Appare allora fuorviante la tesi di coloro che dichiarano di voler lottare su due fronti, contro guerra preventiva da un lato e terrorismo dall’altro. Non solo tale tesi rischia di mettere sullo stesso piano inaccettabile violenza indiscriminata contro la popolazione civile e resistenza armata all’aggressore e all’occupante, del tutto legittima dal punto di vista del diritto internazionale e della stessa Carta dell’ONU. No, c’è qualcosa di peggio. Nel caso dell’Irak è chiaramente coniugata al passato la condanna della guerra preventiva: questa è già avvenuta e si è trasformata in occupazione militare; la condanna del "terrorismo" è invece coniugata al presente, bollando coloro che oggi sono costretti a lottare contro l’occupazione militare. E’ un atteggiamento che sfocia in ultima analisi nel riconoscimento del fatto compiuto. E’ inoltre da tener presente che la resistenza in corso contro l’aggressore e l’occupante sta ostacolando seriamente i piani statunitensi per nuove guerre contro la Siria, l’Iran, ecc.: condannare come "terroristica" la resistenza irakena in quanto tale significa ridare slancio a questi piani bellici. D’altro canto, proprio in nome della lotta contro il "terrorismo", l’amministrazione Bush ha cominciato a stringere il capio intorno al collo del popolo siriano. Infine, la tesi che chiama a lottare su due fronti sembra suggerire che agli Stati Uniti si può addebitare solo la guerra, mentre di atti di terrorimo si macchierebbero solo i nemici di Washington. E invece, come abbiamo visto, i responsabili della guerra sono anche i primi e principali responsabili di un terrorismo che oggi colpisce direttamente il popolo irakeno, ma già prende la mira contro altri popoli e i paesi di tutto il mondo.

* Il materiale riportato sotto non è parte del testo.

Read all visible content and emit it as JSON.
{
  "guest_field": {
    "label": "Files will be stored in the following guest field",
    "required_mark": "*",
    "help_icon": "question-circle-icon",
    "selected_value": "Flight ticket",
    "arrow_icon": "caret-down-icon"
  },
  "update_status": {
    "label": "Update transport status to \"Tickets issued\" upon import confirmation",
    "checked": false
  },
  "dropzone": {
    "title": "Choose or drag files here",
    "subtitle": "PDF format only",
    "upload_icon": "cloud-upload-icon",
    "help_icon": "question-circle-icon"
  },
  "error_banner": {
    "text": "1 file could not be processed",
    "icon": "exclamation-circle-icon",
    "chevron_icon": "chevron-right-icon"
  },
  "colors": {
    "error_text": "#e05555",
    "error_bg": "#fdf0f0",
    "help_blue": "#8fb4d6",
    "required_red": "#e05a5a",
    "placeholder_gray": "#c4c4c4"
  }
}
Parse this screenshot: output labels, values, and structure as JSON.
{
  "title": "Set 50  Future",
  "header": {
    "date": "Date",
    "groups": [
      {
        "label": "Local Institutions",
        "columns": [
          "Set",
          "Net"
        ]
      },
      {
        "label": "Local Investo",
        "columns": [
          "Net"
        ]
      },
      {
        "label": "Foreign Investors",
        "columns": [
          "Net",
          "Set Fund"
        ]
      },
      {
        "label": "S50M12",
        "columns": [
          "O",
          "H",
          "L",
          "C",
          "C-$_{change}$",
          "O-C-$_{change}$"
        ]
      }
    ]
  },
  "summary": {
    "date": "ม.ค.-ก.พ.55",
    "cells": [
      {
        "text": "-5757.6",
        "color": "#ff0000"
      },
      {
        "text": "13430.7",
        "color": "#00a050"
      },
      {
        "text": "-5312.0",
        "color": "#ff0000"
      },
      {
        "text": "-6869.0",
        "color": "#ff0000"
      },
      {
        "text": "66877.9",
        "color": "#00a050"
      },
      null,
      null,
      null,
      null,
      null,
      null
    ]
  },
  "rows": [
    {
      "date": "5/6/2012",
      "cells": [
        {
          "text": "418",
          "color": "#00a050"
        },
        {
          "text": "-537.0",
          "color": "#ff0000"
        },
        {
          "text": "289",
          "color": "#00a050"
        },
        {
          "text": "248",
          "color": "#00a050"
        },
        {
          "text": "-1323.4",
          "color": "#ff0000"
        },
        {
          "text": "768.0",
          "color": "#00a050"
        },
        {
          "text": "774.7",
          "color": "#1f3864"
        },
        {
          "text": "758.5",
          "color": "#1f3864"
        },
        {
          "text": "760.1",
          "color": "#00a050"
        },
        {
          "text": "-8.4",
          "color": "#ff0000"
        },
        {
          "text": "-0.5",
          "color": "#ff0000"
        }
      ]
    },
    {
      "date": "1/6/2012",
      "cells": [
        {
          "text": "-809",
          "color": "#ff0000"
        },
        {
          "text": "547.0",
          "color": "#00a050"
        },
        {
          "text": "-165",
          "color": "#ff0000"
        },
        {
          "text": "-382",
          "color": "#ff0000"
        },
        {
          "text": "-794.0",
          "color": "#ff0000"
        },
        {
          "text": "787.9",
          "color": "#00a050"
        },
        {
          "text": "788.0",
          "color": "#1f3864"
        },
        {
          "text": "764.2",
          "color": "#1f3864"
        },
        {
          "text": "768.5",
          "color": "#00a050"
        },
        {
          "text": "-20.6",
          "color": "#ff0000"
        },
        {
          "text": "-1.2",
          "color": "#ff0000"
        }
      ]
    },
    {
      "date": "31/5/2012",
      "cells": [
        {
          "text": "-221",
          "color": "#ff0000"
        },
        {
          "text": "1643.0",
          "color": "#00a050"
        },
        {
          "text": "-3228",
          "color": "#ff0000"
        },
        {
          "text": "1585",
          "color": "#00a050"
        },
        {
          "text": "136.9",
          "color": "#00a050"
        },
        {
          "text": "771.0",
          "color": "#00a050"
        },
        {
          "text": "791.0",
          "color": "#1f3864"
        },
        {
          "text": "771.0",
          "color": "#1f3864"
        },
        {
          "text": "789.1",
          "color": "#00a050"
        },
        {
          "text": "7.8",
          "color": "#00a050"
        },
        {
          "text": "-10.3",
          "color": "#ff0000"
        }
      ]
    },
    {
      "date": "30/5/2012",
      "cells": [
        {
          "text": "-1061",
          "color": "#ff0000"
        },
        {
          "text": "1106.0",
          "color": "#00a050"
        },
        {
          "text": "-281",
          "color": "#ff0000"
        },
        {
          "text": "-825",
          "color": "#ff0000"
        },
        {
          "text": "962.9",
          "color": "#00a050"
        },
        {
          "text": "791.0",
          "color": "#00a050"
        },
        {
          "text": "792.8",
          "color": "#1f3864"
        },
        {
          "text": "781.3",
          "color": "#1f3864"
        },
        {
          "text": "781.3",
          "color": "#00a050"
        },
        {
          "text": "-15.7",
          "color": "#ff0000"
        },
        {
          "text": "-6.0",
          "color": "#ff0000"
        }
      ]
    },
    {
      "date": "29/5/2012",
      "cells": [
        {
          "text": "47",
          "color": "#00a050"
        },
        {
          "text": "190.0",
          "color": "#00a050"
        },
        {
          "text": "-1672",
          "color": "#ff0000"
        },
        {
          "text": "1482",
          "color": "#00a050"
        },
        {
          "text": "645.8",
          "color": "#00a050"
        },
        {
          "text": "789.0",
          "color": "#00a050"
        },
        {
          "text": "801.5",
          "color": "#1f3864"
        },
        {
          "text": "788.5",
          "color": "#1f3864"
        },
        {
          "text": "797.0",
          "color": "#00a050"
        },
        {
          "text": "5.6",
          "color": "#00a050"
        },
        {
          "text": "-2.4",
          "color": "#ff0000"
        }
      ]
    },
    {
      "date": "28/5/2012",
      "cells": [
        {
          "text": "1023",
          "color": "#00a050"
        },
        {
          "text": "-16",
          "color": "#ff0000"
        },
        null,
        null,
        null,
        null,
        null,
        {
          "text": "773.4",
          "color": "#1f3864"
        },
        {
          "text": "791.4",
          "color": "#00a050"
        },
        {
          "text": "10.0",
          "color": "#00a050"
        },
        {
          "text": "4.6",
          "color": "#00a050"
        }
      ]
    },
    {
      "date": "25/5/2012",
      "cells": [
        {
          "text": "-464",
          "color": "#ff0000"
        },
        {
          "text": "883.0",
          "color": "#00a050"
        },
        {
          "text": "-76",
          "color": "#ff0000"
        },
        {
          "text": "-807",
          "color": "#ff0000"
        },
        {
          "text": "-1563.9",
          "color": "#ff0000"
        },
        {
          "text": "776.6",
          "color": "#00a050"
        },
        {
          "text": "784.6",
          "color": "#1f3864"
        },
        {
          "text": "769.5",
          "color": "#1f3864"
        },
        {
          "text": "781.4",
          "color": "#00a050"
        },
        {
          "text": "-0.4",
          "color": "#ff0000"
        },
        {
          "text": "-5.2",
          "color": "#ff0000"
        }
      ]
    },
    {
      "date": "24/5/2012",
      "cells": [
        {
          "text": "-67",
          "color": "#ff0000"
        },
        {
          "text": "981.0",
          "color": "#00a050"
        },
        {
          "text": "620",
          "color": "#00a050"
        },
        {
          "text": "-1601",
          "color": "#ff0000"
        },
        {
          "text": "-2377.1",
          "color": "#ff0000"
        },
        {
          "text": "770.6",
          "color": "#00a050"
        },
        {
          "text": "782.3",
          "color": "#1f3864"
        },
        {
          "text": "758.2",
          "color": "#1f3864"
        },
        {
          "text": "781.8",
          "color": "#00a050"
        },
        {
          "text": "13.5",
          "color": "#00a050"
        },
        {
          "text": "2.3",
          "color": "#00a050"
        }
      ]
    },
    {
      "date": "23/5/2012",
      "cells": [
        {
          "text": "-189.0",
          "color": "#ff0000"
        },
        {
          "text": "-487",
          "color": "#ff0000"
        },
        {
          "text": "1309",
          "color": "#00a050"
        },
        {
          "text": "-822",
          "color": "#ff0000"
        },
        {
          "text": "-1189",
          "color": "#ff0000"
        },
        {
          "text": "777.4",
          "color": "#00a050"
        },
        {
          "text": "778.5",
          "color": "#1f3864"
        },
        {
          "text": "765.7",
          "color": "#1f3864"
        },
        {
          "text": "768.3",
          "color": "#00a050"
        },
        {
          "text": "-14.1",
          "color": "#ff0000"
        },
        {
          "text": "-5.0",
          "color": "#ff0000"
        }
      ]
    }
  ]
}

D’altro canto, sappiamo con Marx che non è libero un popolo che ne opprime un altro. E se negli Stati Uniti ha prodotto l’orrore di Guantanamo e la rinascita del maccartismo, anche in Italia la politica di guerra comincia a provocare guasti profondi, come dimostra il clima di intimidazione che si è creato intorno all’odierna iniziativa. Siamo qui anche per ribadire che non intendiamo lasciarci intimidire. Per quanto mi riguarda, come a questa iniziativa, con lo stesso spirito unitario intendo dare il mio appoggio alle altre che già si preannunicano. La resistenza del popolo irakeno e il rifiuto dela politica di guerra e di terrore degli Stati Uniti sono un’unica grande causa, che non deve essere turbata da settarismi e provincialismi di alcun genere. Che questo nostro incontro possa costituire un primo importante contributo allo sviluppo di un grande movimento antimperialista e antifascista, per la pace e per la democrazia.